Ease of transaction and the convenience linked with applications offered by fintech players is driving consumers from small towns to explore investment products beyond recurring or fixed deposits offered by traditional banks.

Most of the consumer-facing fintech startups told BusinessLine that small towns (Tier III and IV) now form 25-30 per cent of their total consumers investing in mutual funds and equity markets as against a mere 2-3 per cent about four years ago.

Ajit Narasimhan, Category Head - Savings and Investments at financial services marketplace BankBazaar.com, said that for BankBazaar about 90 per cent of mutual fund investments used to come from the top 16 cities about four years ago.
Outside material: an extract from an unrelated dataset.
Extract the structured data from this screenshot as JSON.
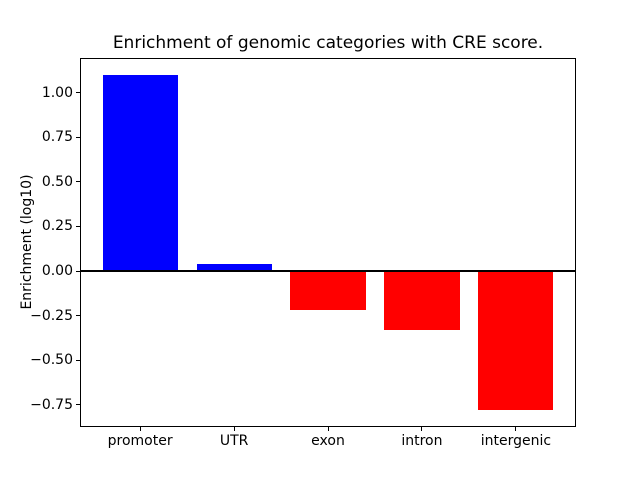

Now, about 30 per cent comes from smaller towns on the back of smartphone penetration, improving connectivity and increasing level of financial awareness created by market regulator SEBI. The government’s push towards digital transactions, eKYC and linking of Aadhaar for financial transactions have also given a major boost to the fintech segment.
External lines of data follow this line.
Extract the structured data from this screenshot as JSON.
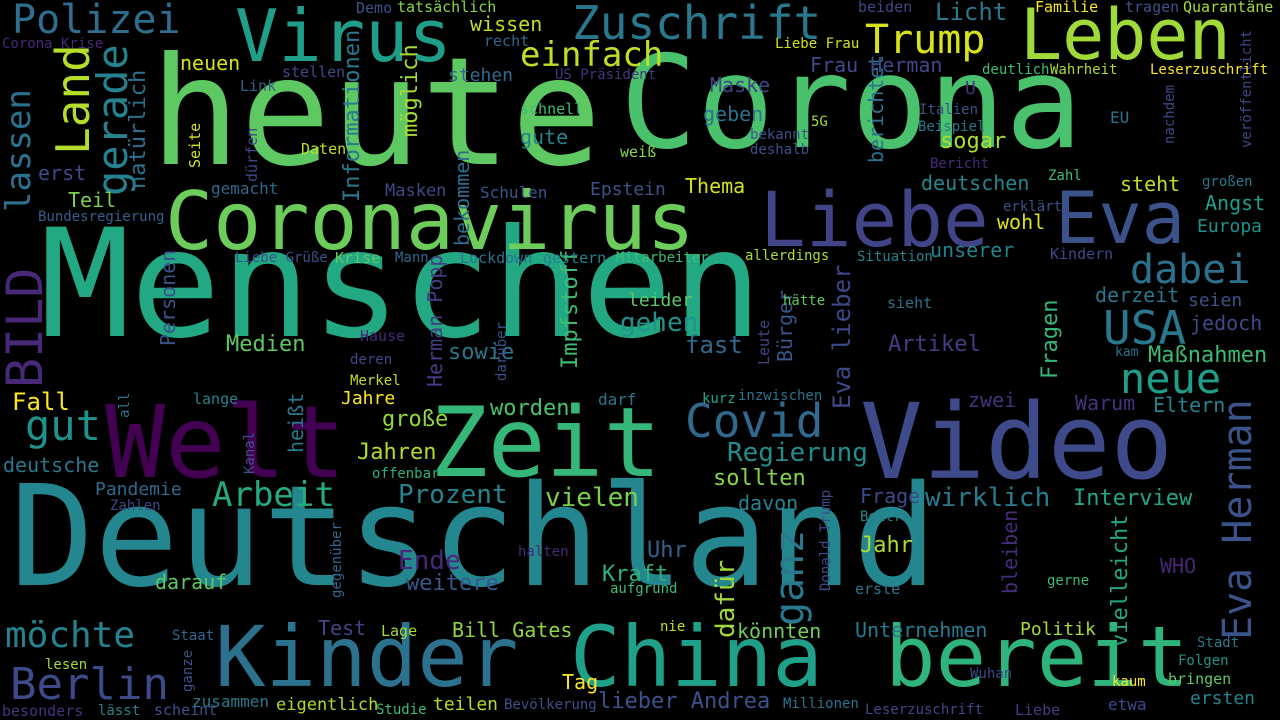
{
  "words": [
    {
      "text": "Menschen",
      "color": "#23a884"
    },
    {
      "text": "Deutschland",
      "color": "#24868e"
    },
    {
      "text": "heute",
      "color": "#5ec962"
    },
    {
      "text": "Corona",
      "color": "#4ac16d"
    },
    {
      "text": "Video",
      "color": "#3e4a89"
    },
    {
      "text": "Zeit",
      "color": "#35b779"
    },
    {
      "text": "Welt",
      "color": "#440154"
    },
    {
      "text": "Kinder",
      "color": "#2c728e"
    },
    {
      "text": "China",
      "color": "#1fa088"
    },
    {
      "text": "bereit",
      "color": "#2fb47c"
    },
    {
      "text": "Coronavirus",
      "color": "#6ccd5a"
    },
    {
      "text": "Liebe",
      "color": "#414487"
    },
    {
      "text": "Eva",
      "color": "#3b528b"
    },
    {
      "text": "Virus",
      "color": "#1f9e89"
    },
    {
      "text": "Leben",
      "color": "#a0da39"
    },
    {
      "text": "Zuschrift",
      "color": "#2a788e"
    },
    {
      "text": "Polizei",
      "color": "#2e6e8e"
    },
    {
      "text": "Trump",
      "color": "#d8e219"
    },
    {
      "text": "einfach",
      "color": "#bddf26"
    },
    {
      "text": "Land",
      "color": "#b5de2b"
    },
    {
      "text": "gerade",
      "color": "#26828e"
    },
    {
      "text": "lassen",
      "color": "#2c728e"
    },
    {
      "text": "BILD",
      "color": "#482878"
    },
    {
      "text": "Covid",
      "color": "#31688e"
    },
    {
      "text": "USA",
      "color": "#2a788e"
    },
    {
      "text": "dabei",
      "color": "#2c728e"
    },
    {
      "text": "neue",
      "color": "#1f9e89"
    },
    {
      "text": "Eva Herman",
      "color": "#3b528b"
    },
    {
      "text": "ganz",
      "color": "#2a788e"
    },
    {
      "text": "Berlin",
      "color": "#3e4a89"
    },
    {
      "text": "möchte",
      "color": "#26828e"
    },
    {
      "text": "gut",
      "color": "#20928c"
    },
    {
      "text": "Arbeit",
      "color": "#25ab82"
    },
    {
      "text": "Regierung",
      "color": "#228d8d"
    },
    {
      "text": "Prozent",
      "color": "#25848e"
    },
    {
      "text": "vielen",
      "color": "#7ad151"
    },
    {
      "text": "wirklich",
      "color": "#287c8e"
    },
    {
      "text": "Interview",
      "color": "#22a785"
    },
    {
      "text": "Informationen",
      "color": "#2a788e"
    },
    {
      "text": "möglich",
      "color": "#a5db36"
    },
    {
      "text": "natürlich",
      "color": "#2d708e"
    },
    {
      "text": "bekommen",
      "color": "#2f6c8e"
    },
    {
      "text": "Impfstoff",
      "color": "#3dbc74"
    },
    {
      "text": "Herman Popp",
      "color": "#433e85"
    },
    {
      "text": "Bürger",
      "color": "#39568c"
    },
    {
      "text": "Eva lieber",
      "color": "#3e4989"
    },
    {
      "text": "berichtet",
      "color": "#2c728e"
    },
    {
      "text": "Fragen",
      "color": "#35b779"
    },
    {
      "text": "Personen",
      "color": "#3b528b"
    },
    {
      "text": "leider",
      "color": "#5ec962"
    },
    {
      "text": "gehen",
      "color": "#21918c"
    },
    {
      "text": "fast",
      "color": "#31688e"
    },
    {
      "text": "Artikel",
      "color": "#433e85"
    },
    {
      "text": "Maßnahmen",
      "color": "#3dbc74"
    },
    {
      "text": "Medien",
      "color": "#5ec962"
    },
    {
      "text": "sowie",
      "color": "#2a788e"
    },
    {
      "text": "worden",
      "color": "#4ac16d"
    },
    {
      "text": "Jahre",
      "color": "#fde725"
    },
    {
      "text": "große",
      "color": "#93d741"
    },
    {
      "text": "Jahren",
      "color": "#b2dd2d"
    },
    {
      "text": "Fall",
      "color": "#fde725"
    },
    {
      "text": "deutsche",
      "color": "#2a788e"
    },
    {
      "text": "Pandemie",
      "color": "#31688e"
    },
    {
      "text": "Ende",
      "color": "#482878"
    },
    {
      "text": "weitere",
      "color": "#39568c"
    },
    {
      "text": "darauf",
      "color": "#5ec962"
    },
    {
      "text": "Kraft",
      "color": "#2db27d"
    },
    {
      "text": "dafür",
      "color": "#a0da39"
    },
    {
      "text": "Uhr",
      "color": "#35608d"
    },
    {
      "text": "sollten",
      "color": "#86d549"
    },
    {
      "text": "davon",
      "color": "#25838e"
    },
    {
      "text": "Frage",
      "color": "#3e4a89"
    },
    {
      "text": "Jahr",
      "color": "#a8db34"
    },
    {
      "text": "bleiben",
      "color": "#472c7a"
    },
    {
      "text": "vielleicht",
      "color": "#22a785"
    },
    {
      "text": "WHO",
      "color": "#482576"
    },
    {
      "text": "Test",
      "color": "#414487"
    },
    {
      "text": "Bill Gates",
      "color": "#8fd744"
    },
    {
      "text": "könnten",
      "color": "#6ece58"
    },
    {
      "text": "Unternehmen",
      "color": "#2a788e"
    },
    {
      "text": "Politik",
      "color": "#a5db36"
    },
    {
      "text": "Tag",
      "color": "#fde725"
    },
    {
      "text": "lieber Andrea",
      "color": "#3b528b"
    },
    {
      "text": "teilen",
      "color": "#b5de2b"
    },
    {
      "text": "ersten",
      "color": "#25848e"
    },
    {
      "text": "Thema",
      "color": "#d5e21a"
    },
    {
      "text": "steht",
      "color": "#bddf26"
    },
    {
      "text": "deutschen",
      "color": "#24868e"
    },
    {
      "text": "Angst",
      "color": "#1f9e89"
    },
    {
      "text": "Europa",
      "color": "#20928c"
    },
    {
      "text": "wohl",
      "color": "#dde318"
    },
    {
      "text": "unserer",
      "color": "#26828e"
    },
    {
      "text": "derzeit",
      "color": "#2a788e"
    },
    {
      "text": "seien",
      "color": "#3b528b"
    },
    {
      "text": "jedoch",
      "color": "#3e4a89"
    },
    {
      "text": "zwei",
      "color": "#46337f"
    },
    {
      "text": "Warum",
      "color": "#46327e"
    },
    {
      "text": "Eltern",
      "color": "#26828e"
    },
    {
      "text": "Licht",
      "color": "#2a788e"
    },
    {
      "text": "Frau Herman",
      "color": "#3f4889"
    },
    {
      "text": "sogar",
      "color": "#addc30"
    },
    {
      "text": "Maske",
      "color": "#414487"
    },
    {
      "text": "geben",
      "color": "#2c728e"
    },
    {
      "text": "wissen",
      "color": "#bddf26"
    },
    {
      "text": "neuen",
      "color": "#d8e219"
    },
    {
      "text": "gute",
      "color": "#26828e"
    },
    {
      "text": "erst",
      "color": "#3e4a89"
    },
    {
      "text": "Teil",
      "color": "#7ad151"
    },
    {
      "text": "Masken",
      "color": "#3e4989"
    },
    {
      "text": "Schulen",
      "color": "#39568c"
    },
    {
      "text": "Epstein",
      "color": "#3b528b"
    },
    {
      "text": "Familie",
      "color": "#fde725"
    },
    {
      "text": "Quarantäne",
      "color": "#a2da37"
    },
    {
      "text": "tragen",
      "color": "#3b528b"
    },
    {
      "text": "beiden",
      "color": "#3e4989"
    },
    {
      "text": "tatsächlich",
      "color": "#86d549"
    },
    {
      "text": "Demo",
      "color": "#3b528b"
    },
    {
      "text": "Corona Krise",
      "color": "#482878"
    },
    {
      "text": "recht",
      "color": "#31688e"
    },
    {
      "text": "Liebe Frau",
      "color": "#d2e21b"
    },
    {
      "text": "US Präsident",
      "color": "#46337f"
    },
    {
      "text": "stehen",
      "color": "#31688e"
    },
    {
      "text": "stellen",
      "color": "#3e4a89"
    },
    {
      "text": "Link",
      "color": "#35608d"
    },
    {
      "text": "schnell",
      "color": "#3dbc74"
    },
    {
      "text": "weiß",
      "color": "#86d549"
    },
    {
      "text": "Daten",
      "color": "#bddf26"
    },
    {
      "text": "dürfen",
      "color": "#3e4989"
    },
    {
      "text": "Seite",
      "color": "#d5e21a"
    },
    {
      "text": "gemacht",
      "color": "#31688e"
    },
    {
      "text": "Bundesregierung",
      "color": "#355f8d"
    },
    {
      "text": "Krise",
      "color": "#5ec962"
    },
    {
      "text": "Liebe Grüße",
      "color": "#3b528b"
    },
    {
      "text": "Mann",
      "color": "#31688e"
    },
    {
      "text": "Lockdown",
      "color": "#2c728e"
    },
    {
      "text": "gestern",
      "color": "#26828e"
    },
    {
      "text": "Mitarbeiter",
      "color": "#3dbc74"
    },
    {
      "text": "allerdings",
      "color": "#addc30"
    },
    {
      "text": "Situation",
      "color": "#26828e"
    },
    {
      "text": "Kindern",
      "color": "#3e4989"
    },
    {
      "text": "hätte",
      "color": "#5ec962"
    },
    {
      "text": "sieht",
      "color": "#2c728e"
    },
    {
      "text": "Leute",
      "color": "#414487"
    },
    {
      "text": "darüber",
      "color": "#3b528b"
    },
    {
      "text": "Hause",
      "color": "#482878"
    },
    {
      "text": "deren",
      "color": "#3e4a89"
    },
    {
      "text": "Merkel",
      "color": "#bddf26"
    },
    {
      "text": "lange",
      "color": "#25838e"
    },
    {
      "text": "heißt",
      "color": "#2a788e"
    },
    {
      "text": "darf",
      "color": "#2a788e"
    },
    {
      "text": "kurz",
      "color": "#22a785"
    },
    {
      "text": "inzwischen",
      "color": "#2c728e"
    },
    {
      "text": "offenbar",
      "color": "#2db27d"
    },
    {
      "text": "all",
      "color": "#2a788e"
    },
    {
      "text": "Kanal",
      "color": "#3b528b"
    },
    {
      "text": "Zahlen",
      "color": "#3e4989"
    },
    {
      "text": "Donald Trump",
      "color": "#3e4989"
    },
    {
      "text": "Beitrag",
      "color": "#25838e"
    },
    {
      "text": "halten",
      "color": "#482878"
    },
    {
      "text": "gegenüber",
      "color": "#31688e"
    },
    {
      "text": "aufgrund",
      "color": "#3dbc74"
    },
    {
      "text": "erste",
      "color": "#2c728e"
    },
    {
      "text": "gerne",
      "color": "#3dbc74"
    },
    {
      "text": "Stadt",
      "color": "#2a788e"
    },
    {
      "text": "Folgen",
      "color": "#20928c"
    },
    {
      "text": "bringen",
      "color": "#5ec962"
    },
    {
      "text": "kaum",
      "color": "#fde725"
    },
    {
      "text": "Wuhan",
      "color": "#3e4a89"
    },
    {
      "text": "Lage",
      "color": "#a5db36"
    },
    {
      "text": "Staat",
      "color": "#31688e"
    },
    {
      "text": "nie",
      "color": "#bddf26"
    },
    {
      "text": "lesen",
      "color": "#a0da39"
    },
    {
      "text": "ganze",
      "color": "#3b528b"
    },
    {
      "text": "besonders",
      "color": "#46337f"
    },
    {
      "text": "lässt",
      "color": "#25838e"
    },
    {
      "text": "scheint",
      "color": "#3b528b"
    },
    {
      "text": "zusammen",
      "color": "#2a788e"
    },
    {
      "text": "eigentlich",
      "color": "#addc30"
    },
    {
      "text": "Studie",
      "color": "#3dbc74"
    },
    {
      "text": "Bevölkerung",
      "color": "#3b528b"
    },
    {
      "text": "Millionen",
      "color": "#2c728e"
    },
    {
      "text": "Leserzuschrift",
      "color": "#3e4989"
    },
    {
      "text": "Liebe",
      "color": "#433e85"
    },
    {
      "text": "etwa",
      "color": "#3e4a89"
    },
    {
      "text": "veröffentlicht",
      "color": "#3e4989"
    },
    {
      "text": "Leserzuschrift",
      "color": "#fde725"
    },
    {
      "text": "Wahrheit",
      "color": "#addc30"
    },
    {
      "text": "deutlich",
      "color": "#3dbc74"
    },
    {
      "text": "nachdem",
      "color": "#3e4989"
    },
    {
      "text": "Italien",
      "color": "#3b528b"
    },
    {
      "text": "Beispiel",
      "color": "#2a788e"
    },
    {
      "text": "EU",
      "color": "#2c728e"
    },
    {
      "text": "U",
      "color": "#46337f"
    },
    {
      "text": "5G",
      "color": "#a5db36"
    },
    {
      "text": "bekannt",
      "color": "#3b528b"
    },
    {
      "text": "deshalb",
      "color": "#3b528b"
    },
    {
      "text": "Bericht",
      "color": "#482878"
    },
    {
      "text": "Zahl",
      "color": "#3dbc74"
    },
    {
      "text": "erklärt",
      "color": "#3b528b"
    },
    {
      "text": "großen",
      "color": "#2a788e"
    },
    {
      "text": "kam",
      "color": "#2c728e"
    }
  ]
}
According to data from research firm Tracxn, of the 238 start-ups that have emerged in the past 3-4 years, 138 are fintech-related. There are digital companies now providing personal finance-related advisories, robot advisors (ArthaYantra) , stock-trading platforms (Zerodha) or allow users to invest in mutual funds (Scripbox and FundsIndia). Ashok ER, CEO and co-founder of investment portal ScripBox, said that earlier bank customers in India used to visit a branch 3-4 times and interact with bank officials multiple times before making an investment. However, with consumer fintech apps, people can complete a transaction writing in less than five minutes with just a few clicks.

Scripbox uses proprietary algorithms to suggest mutual-fund options to individual users, based on their data. It has expanded to over 370 cities and towns in the past 18 months. Ashok said simple infographics, engaging video contents, de-jargonisation of financial terms, simple user interface and price comparisons also play an important role in getting more people to start investing.
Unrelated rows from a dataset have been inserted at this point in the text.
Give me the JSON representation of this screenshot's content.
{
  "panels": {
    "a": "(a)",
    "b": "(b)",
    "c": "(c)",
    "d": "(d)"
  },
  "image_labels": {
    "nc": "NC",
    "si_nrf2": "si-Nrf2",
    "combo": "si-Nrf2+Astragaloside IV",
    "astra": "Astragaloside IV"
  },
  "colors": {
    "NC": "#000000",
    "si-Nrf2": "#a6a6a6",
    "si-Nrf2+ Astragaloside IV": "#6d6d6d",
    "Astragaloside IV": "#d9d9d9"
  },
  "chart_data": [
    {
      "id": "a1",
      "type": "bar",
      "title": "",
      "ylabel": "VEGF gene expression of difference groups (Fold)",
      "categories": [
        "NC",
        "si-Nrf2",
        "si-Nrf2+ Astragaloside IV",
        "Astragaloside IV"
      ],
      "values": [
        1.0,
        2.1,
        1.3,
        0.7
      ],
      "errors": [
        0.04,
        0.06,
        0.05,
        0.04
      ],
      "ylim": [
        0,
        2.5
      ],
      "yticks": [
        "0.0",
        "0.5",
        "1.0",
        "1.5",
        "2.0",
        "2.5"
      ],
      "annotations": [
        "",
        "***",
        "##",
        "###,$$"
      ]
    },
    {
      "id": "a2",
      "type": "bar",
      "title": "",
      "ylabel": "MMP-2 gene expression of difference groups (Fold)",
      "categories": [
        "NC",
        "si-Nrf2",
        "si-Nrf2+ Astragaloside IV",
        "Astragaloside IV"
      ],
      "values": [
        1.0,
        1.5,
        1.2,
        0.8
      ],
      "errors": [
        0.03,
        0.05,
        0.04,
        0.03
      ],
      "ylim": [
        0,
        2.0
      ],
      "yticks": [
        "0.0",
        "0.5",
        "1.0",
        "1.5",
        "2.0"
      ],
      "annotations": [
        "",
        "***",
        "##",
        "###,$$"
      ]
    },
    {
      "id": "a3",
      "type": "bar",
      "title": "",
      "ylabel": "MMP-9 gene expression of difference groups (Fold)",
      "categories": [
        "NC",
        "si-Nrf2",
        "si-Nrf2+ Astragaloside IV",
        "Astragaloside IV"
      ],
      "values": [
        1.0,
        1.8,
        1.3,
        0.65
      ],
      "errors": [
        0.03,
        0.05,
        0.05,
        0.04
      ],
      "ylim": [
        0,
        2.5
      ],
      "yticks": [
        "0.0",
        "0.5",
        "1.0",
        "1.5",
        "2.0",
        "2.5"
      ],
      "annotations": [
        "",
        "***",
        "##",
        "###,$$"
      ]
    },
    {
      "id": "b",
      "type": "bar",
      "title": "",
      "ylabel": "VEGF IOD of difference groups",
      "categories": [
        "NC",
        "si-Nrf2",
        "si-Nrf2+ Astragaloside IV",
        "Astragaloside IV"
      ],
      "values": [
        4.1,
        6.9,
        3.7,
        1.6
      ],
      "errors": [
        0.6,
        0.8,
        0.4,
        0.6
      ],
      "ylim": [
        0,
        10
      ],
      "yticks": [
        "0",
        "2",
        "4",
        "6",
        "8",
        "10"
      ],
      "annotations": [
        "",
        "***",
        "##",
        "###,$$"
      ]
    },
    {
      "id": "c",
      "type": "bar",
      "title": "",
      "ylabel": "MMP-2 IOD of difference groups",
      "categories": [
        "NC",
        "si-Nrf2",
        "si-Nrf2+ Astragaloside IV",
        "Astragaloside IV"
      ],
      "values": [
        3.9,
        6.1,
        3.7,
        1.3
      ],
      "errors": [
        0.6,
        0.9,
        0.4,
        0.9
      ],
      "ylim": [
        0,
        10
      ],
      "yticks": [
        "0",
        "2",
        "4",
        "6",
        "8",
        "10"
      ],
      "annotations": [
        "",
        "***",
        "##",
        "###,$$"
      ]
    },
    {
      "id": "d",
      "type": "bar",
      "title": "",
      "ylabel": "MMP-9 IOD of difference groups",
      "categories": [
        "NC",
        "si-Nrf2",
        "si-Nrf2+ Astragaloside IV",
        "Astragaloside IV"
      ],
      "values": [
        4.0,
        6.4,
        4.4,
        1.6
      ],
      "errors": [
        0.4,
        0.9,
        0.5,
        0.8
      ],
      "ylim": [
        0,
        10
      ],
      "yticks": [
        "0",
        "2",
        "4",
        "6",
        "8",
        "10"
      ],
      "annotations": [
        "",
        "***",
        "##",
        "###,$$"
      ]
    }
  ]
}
R Sriram, a 35-year-old teacher from Visakhapatnam, said: “My friend introduced me to one of the fintech firms and I have never after felt the need to call my relationship manager for any query on equity investments. I have now started investing in SIPs (Systematic Investment Plan). Earlier, I was sceptical and saved my money on FDs and other insurance schemes.” Like Sriram, several other consumers also feel empowered with the thought that they don’t have to depend much on banks or their relationship managers, who are generally not available in smaller towns; fill lengthy forms; or make multiple trips to the brokerage firms — and without having to worry about mis-selling.

Manavjeet Singh, CEO and founder of fintech firm Rubique, said: “Five years ago, no one thought of buying goods online, the same thing is happening with the financial sector. It has also broken the myth that one needs to invest in lakhs; one can start SIPs with as less as ₹500 a month.”

Most of the companies said the median age of customers is 31 with about 70 per cent first-time or newbie investors; 50-60 per cent invest in mutual funds or SIPs. According to Scripbox and FundsIndia, which have special plans for women, more women are entering the investment ecosystem by opting for mutual funds instead of the traditional way of hoarding cash.

A report by the Association of Chartered Certified Accountants (ACCA) says the regulatory challenges faced by the global fintech boom offers a real opportunity for India to establish itself as a centre for global finance.